Firekitten · 11/06/2022 17:23

I’m so sorry. I really hope you find a way to leave and someone who deserves you :(
I will speak to my counsellor, promise.

OP posts:
Firekitten · 11/06/2022 17:24

I’m really sorry to hear what is happening to you too. I hope you get out of this soon and can leave it behind you.

OP posts:
Firekitten · 13/06/2022 11:44

@SquirrelSoShiny I had a look at the symptoms of female adhd and I can see why there is so much overlay. There are so many similarities to bpd!
There are some differences to the way I am but I guess it’s just a general description of a condition. Thank you for sharing this with me

OP posts:
Firekitten · 14/06/2022 10:13

Thanks all. Things have gotten more complicated and I think I will need to involve my therapist more now.
Thanks for sharing your feedback and not criticising me as I had expected people to do :)

OP posts:
EmmaOvary · 14/06/2022 10:47

OP, I’m not going to say anything that hasn’t been said already but, in stark terms:
Everyone deserves to feel cherished in a relationship, always.

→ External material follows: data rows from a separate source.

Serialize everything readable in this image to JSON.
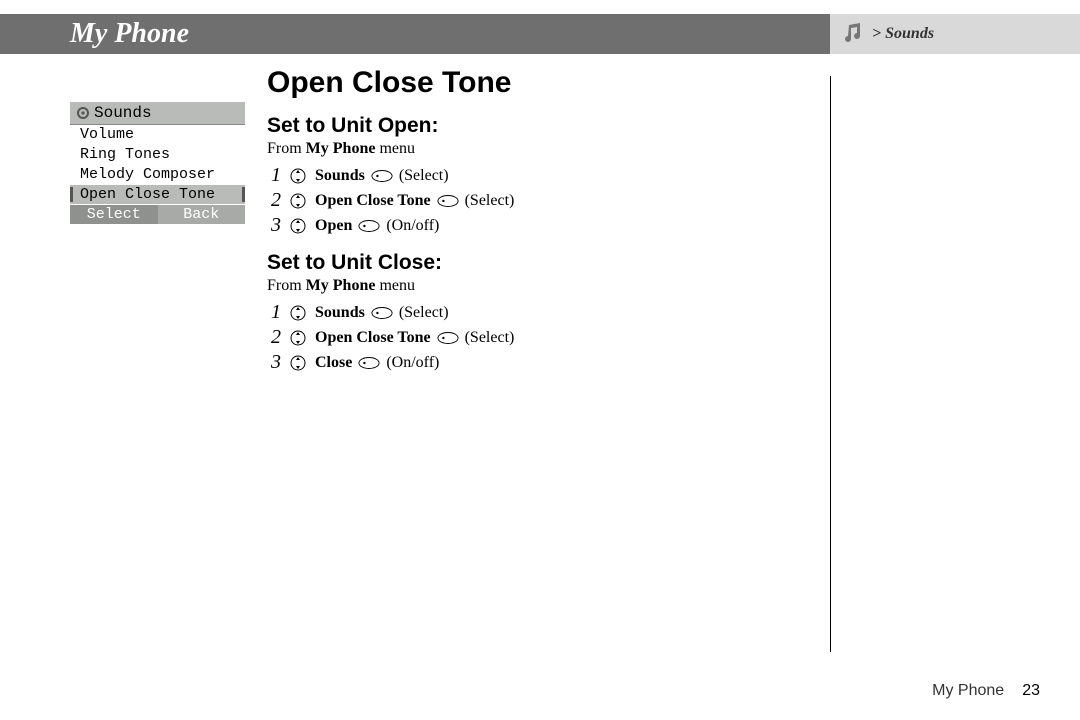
{
  "header": {
    "title": "My Phone",
    "breadcrumb": "> Sounds"
  },
  "phone_screen": {
    "title": "Sounds",
    "items": [
      "Volume",
      "Ring Tones",
      "Melody Composer",
      "Open Close Tone"
    ],
    "selected_index": 3,
    "softkeys": {
      "left": "Select",
      "right": "Back"
    }
  },
  "page": {
    "title": "Open Close Tone",
    "sections": [
      {
        "heading": "Set to Unit Open:",
        "from_prefix": "From ",
        "from_bold": "My Phone",
        "from_suffix": " menu",
        "steps": [
          {
            "num": "1",
            "bold": "Sounds",
            "paren": "(Select)"
          },
          {
            "num": "2",
            "bold": "Open Close Tone",
            "paren": "(Select)"
          },
          {
            "num": "3",
            "bold": "Open",
            "paren": "(On/off)"
          }
        ]
      },
      {
        "heading": "Set to Unit Close:",
        "from_prefix": "From ",
        "from_bold": "My Phone",
        "from_suffix": " menu",
        "steps": [
          {
            "num": "1",
            "bold": "Sounds",
            "paren": "(Select)"
          },
          {
            "num": "2",
            "bold": "Open Close Tone",
            "paren": "(Select)"
          },
          {
            "num": "3",
            "bold": "Close",
            "paren": "(On/off)"
          }
        ]
      }
    ]
  },
  "footer": {
    "section": "My Phone",
    "page_number": "23"
  }
}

This person is not capable of love and does not love you.

it will only get worse.

Firekitten · 14/06/2022 13:45

Yes that’s the one consistent thing I hear. I had just hoped that 2 damaged people with some sense of reflection could make it work.
As I said maybe neither of us is supposed to be in a relationship..

OP posts:
Moretodo · 14/06/2022 15:44

I think you have to cultivate a good relationship with yourself first OP.

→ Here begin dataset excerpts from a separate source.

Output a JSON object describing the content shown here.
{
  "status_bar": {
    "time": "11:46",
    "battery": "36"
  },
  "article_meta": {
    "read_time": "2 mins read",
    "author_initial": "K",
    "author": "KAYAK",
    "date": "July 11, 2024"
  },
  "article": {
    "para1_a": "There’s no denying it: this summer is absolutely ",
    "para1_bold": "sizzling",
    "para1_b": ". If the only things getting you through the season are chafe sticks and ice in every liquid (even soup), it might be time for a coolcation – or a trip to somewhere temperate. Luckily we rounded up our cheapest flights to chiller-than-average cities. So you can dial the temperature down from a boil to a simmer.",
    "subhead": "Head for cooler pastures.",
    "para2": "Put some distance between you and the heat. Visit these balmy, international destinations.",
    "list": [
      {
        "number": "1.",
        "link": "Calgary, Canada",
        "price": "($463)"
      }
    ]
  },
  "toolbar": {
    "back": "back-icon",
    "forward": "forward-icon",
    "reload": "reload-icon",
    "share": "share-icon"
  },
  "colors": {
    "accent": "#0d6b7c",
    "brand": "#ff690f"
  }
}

By the way, he's not friends with his ex.
She is supply and in his harem. He will have other supplies in various stages of procurement.

The behaviours are text book. At this stage I wouldn't go down the rabbit hole of learning about it, or trying to understand it.
Just try to get away.
Tell him you are not good enough for him and block him.
He will probably make it very difficult for you to extract yourself.
It's all an act. The mask is all he is and all he has.

Firekitten · 14/06/2022 19:01

:(
I’ll meet a friend at the weekend to talk about things. It’s just very sad and doesn’t send me to a good place.

OP posts:
Firekitten · 14/06/2022 20:00

I’ll try to distance myself a bit. He seems quite obsessed with work at the moment, so I’ll see if I can just give him some more space and focus on myself.
I wouldn’t be lying if I said I wasn’t good enough because I have plenty of flaws. But so does he.